Мэри посмотрела в окно. Там светились окна соседних домов, а над ними, вдали, мерцали огни большой Филадельфии. Может быть, Триш где-нибудь там? Потом она вспомнила о несчастной миссис Гамбони. Мэри потерла лицо.
— Не могу поверить, что все это случилось. Что Триш пропала. Что он убит. — Он убит! — Это ужасно.
— Я думаю, Триш найдется.
— У меня такое чувство, что вот так уютно сидеть — это эгоизм. Надо что-то делать.
— Ты сделала достаточно. Именно ты сегодня дала им наводку, помогла найти труп. В любом случае мне будет неспокойно, если ты еще больше ввяжешься в это дело. Сегодня ты нажила себе врага в лице Ричи По, а он жуткий тип.
Мэри вздрогнула:
— Ты боишься мафии?
— Черт возьми, да.
— Я тоже. — И они одновременно рассмеялись.
Мэри почувствовала наконец, как вино подействовало, размывая и затуманивая мысли. Она не помнила, когда в последний раз ела. Вкус сыра все еще был на языке.

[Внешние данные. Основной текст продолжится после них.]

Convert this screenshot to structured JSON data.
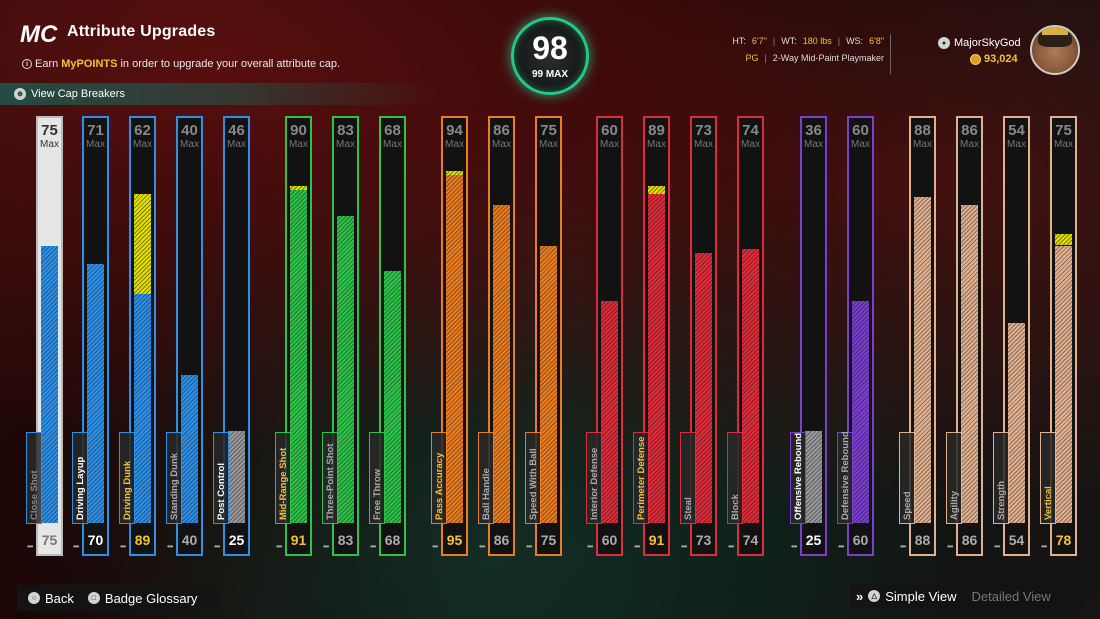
{
  "header": {
    "logo": "MC",
    "title": "Attribute Upgrades",
    "subtitle_pre": "Earn",
    "subtitle_hl": "MyPOINTS",
    "subtitle_post": "in order to upgrade your overall attribute cap.",
    "cap_breakers": "View Cap Breakers"
  },
  "overall": {
    "value": "98",
    "max": "99 MAX",
    "ring_color": "#27c68b"
  },
  "player": {
    "ht_label": "HT:",
    "ht": "6'7\"",
    "wt_label": "WT:",
    "wt": "180 lbs",
    "ws_label": "WS:",
    "ws": "6'8\"",
    "position": "PG",
    "archetype": "2-Way Mid-Paint Playmaker",
    "username": "MajorSkyGod",
    "coins": "93,024"
  },
  "max_label": "Max",
  "attributes": [
    {
      "name": "Close Shot",
      "cap": 75,
      "current": 75,
      "upgrade": 0,
      "color": "#2e8fe6",
      "selected": true,
      "label_style": "dim"
    },
    {
      "name": "Driving Layup",
      "cap": 71,
      "current": 70,
      "upgrade": 0,
      "color": "#2e8fe6",
      "label_style": "white"
    },
    {
      "name": "Driving Dunk",
      "cap": 62,
      "current": 89,
      "upgrade": 27,
      "color": "#2e8fe6",
      "label_style": "yellow"
    },
    {
      "name": "Standing Dunk",
      "cap": 40,
      "current": 40,
      "upgrade": 0,
      "color": "#2e8fe6",
      "label_style": "dim"
    },
    {
      "name": "Post Control",
      "cap": 46,
      "current": 25,
      "upgrade": 0,
      "color": "#2e8fe6",
      "label_style": "white",
      "gray_fill": true
    },
    {
      "name": "Mid-Range Shot",
      "cap": 90,
      "current": 91,
      "upgrade": 1,
      "color": "#2fc24a",
      "label_style": "yellow"
    },
    {
      "name": "Three-Point Shot",
      "cap": 83,
      "current": 83,
      "upgrade": 0,
      "color": "#2fc24a",
      "label_style": "dim"
    },
    {
      "name": "Free Throw",
      "cap": 68,
      "current": 68,
      "upgrade": 0,
      "color": "#2fc24a",
      "label_style": "dim"
    },
    {
      "name": "Pass Accuracy",
      "cap": 94,
      "current": 95,
      "upgrade": 1,
      "color": "#ea7d22",
      "label_style": "yellow"
    },
    {
      "name": "Ball Handle",
      "cap": 86,
      "current": 86,
      "upgrade": 0,
      "color": "#ea7d22",
      "label_style": "dim"
    },
    {
      "name": "Speed With Ball",
      "cap": 75,
      "current": 75,
      "upgrade": 0,
      "color": "#ea7d22",
      "label_style": "dim"
    },
    {
      "name": "Interior Defense",
      "cap": 60,
      "current": 60,
      "upgrade": 0,
      "color": "#dd2c3a",
      "label_style": "dim"
    },
    {
      "name": "Perimeter Defense",
      "cap": 89,
      "current": 91,
      "upgrade": 2,
      "color": "#dd2c3a",
      "label_style": "yellow"
    },
    {
      "name": "Steal",
      "cap": 73,
      "current": 73,
      "upgrade": 0,
      "color": "#dd2c3a",
      "label_style": "dim"
    },
    {
      "name": "Block",
      "cap": 74,
      "current": 74,
      "upgrade": 0,
      "color": "#dd2c3a",
      "label_style": "dim"
    },
    {
      "name": "Offensive Rebound",
      "cap": 36,
      "current": 25,
      "upgrade": 0,
      "color": "#7a3fcf",
      "label_style": "white",
      "gray_fill": true
    },
    {
      "name": "Defensive Rebound",
      "cap": 60,
      "current": 60,
      "upgrade": 0,
      "color": "#7a3fcf",
      "label_style": "dim"
    },
    {
      "name": "Speed",
      "cap": 88,
      "current": 88,
      "upgrade": 0,
      "color": "#e0b08f",
      "label_style": "dim"
    },
    {
      "name": "Agility",
      "cap": 86,
      "current": 86,
      "upgrade": 0,
      "color": "#e0b08f",
      "label_style": "dim"
    },
    {
      "name": "Strength",
      "cap": 54,
      "current": 54,
      "upgrade": 0,
      "color": "#e0b08f",
      "label_style": "dim"
    },
    {
      "name": "Vertical",
      "cap": 75,
      "current": 78,
      "upgrade": 3,
      "color": "#e0b08f",
      "label_style": "yellow"
    }
  ],
  "footer": {
    "back": "Back",
    "glossary": "Badge Glossary",
    "simple_view": "Simple View",
    "detailed_view": "Detailed View"
  }
}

— Полицейские знают, что делать, а если Бринкли что-нибудь понадобится, он позвонит.
Мэри покачала головой:
— Надо было ему рассказать.
— Что рассказать?
На нее вдруг навалилась страшная усталость. Мэри сделала глоток вина.

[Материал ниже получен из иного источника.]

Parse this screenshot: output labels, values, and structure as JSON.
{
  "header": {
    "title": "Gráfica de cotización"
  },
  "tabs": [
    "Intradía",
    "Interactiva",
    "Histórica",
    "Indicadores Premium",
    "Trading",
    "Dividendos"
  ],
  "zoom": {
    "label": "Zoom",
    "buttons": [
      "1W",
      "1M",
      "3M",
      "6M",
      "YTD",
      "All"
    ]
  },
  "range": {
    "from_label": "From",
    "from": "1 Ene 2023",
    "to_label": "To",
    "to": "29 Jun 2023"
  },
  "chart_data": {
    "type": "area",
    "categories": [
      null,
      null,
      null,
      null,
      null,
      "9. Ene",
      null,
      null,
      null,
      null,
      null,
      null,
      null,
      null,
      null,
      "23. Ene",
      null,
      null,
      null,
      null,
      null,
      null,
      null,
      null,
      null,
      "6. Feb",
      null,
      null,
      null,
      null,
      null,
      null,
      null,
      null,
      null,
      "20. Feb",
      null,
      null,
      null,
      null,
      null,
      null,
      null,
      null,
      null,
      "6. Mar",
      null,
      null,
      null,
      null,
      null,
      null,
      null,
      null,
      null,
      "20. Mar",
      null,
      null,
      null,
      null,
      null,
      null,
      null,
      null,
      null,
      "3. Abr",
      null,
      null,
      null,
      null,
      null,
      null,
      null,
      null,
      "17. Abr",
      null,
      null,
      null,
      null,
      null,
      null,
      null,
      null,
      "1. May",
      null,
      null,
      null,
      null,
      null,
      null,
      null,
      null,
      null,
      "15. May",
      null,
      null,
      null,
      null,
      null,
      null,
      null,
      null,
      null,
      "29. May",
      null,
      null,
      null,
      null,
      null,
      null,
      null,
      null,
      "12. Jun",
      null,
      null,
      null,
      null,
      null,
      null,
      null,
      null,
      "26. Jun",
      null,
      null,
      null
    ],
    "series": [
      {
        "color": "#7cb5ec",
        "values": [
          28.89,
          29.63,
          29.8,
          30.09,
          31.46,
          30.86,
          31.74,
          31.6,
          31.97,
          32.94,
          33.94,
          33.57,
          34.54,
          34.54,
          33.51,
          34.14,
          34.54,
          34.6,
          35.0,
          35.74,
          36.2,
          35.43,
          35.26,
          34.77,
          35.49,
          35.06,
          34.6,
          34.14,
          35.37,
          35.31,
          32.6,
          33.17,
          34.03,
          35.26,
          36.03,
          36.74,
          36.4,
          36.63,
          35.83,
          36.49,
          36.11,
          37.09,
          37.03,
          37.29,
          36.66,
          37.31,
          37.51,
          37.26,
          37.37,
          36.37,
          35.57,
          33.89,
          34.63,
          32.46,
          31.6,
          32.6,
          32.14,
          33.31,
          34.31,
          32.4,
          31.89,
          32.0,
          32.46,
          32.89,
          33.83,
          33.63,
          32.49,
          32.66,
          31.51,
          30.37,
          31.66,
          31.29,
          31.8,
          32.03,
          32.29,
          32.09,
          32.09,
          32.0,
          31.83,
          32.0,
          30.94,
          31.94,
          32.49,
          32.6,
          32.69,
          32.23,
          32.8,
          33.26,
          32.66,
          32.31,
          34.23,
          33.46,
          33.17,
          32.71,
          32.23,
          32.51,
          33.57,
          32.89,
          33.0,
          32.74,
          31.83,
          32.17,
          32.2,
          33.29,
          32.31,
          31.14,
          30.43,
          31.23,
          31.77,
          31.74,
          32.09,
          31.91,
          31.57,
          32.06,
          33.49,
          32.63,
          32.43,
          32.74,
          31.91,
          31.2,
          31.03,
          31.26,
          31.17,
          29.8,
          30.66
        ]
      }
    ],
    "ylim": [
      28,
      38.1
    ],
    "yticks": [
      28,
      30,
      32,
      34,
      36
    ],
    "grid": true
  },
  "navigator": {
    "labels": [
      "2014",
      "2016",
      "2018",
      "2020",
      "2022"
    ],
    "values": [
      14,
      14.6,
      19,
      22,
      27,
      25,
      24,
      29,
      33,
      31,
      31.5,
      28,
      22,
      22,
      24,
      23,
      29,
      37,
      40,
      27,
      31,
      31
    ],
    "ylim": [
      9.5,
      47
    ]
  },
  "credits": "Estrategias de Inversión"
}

— Я его знала — ну, ты слышал, что сказал Ричи. Я встречалась с ним в школе.
— Я слышал, но решил, что это неправда.
— Очевидно, он думал, что я его бросила. — Мэри вспомнила, что говорила Розария. — Такое вышло недоразумение.
— Ты любила его?
— Да, — твердо ответила Мэри. Это была не такая любовь, как с Майком, но тоже любовь. Первая любовь.
— А он?
— Я так не думала до недавнего времени.
— Тогда глубоко сожалею о твоей утрате.
Ее утрата?
Мэри вдруг захотелось все рассказать Энтони. Она должна рассказать кому-нибудь. Она хотела исповедаться, пусть не в исповедальне. По крайней мере здесь темно и, наверное, пришло время. Она так долго держала это в себе.
Мэри поставила бокал и сказала:
— Что бывает, если ученица школы Горетти делает аборт?
Через минуту Энтони ответил:
— Продолжай сама.
— Она держит это в тайне. В страшной тайне. Я была Майской королевой, понимаешь? В белом платье, с венком из цветов. Меня считали самой достойной, чтобы воплощать ее добродетель.
— Чью?
— Горетти. Знаешь легенду?
— Конечно.
Значит, ему не надо рассказывать. Мария Горетти, молодая итальянская девушка, умерла, защищая свою честь от мужчины, который хотел ее изнасиловать. Умерла, чтобы остаться девственницей. Какая горькая ирония! Мэри тяжело вздохнула, но заметила, что Энтони не отвел глаз. Он ее не осуждал.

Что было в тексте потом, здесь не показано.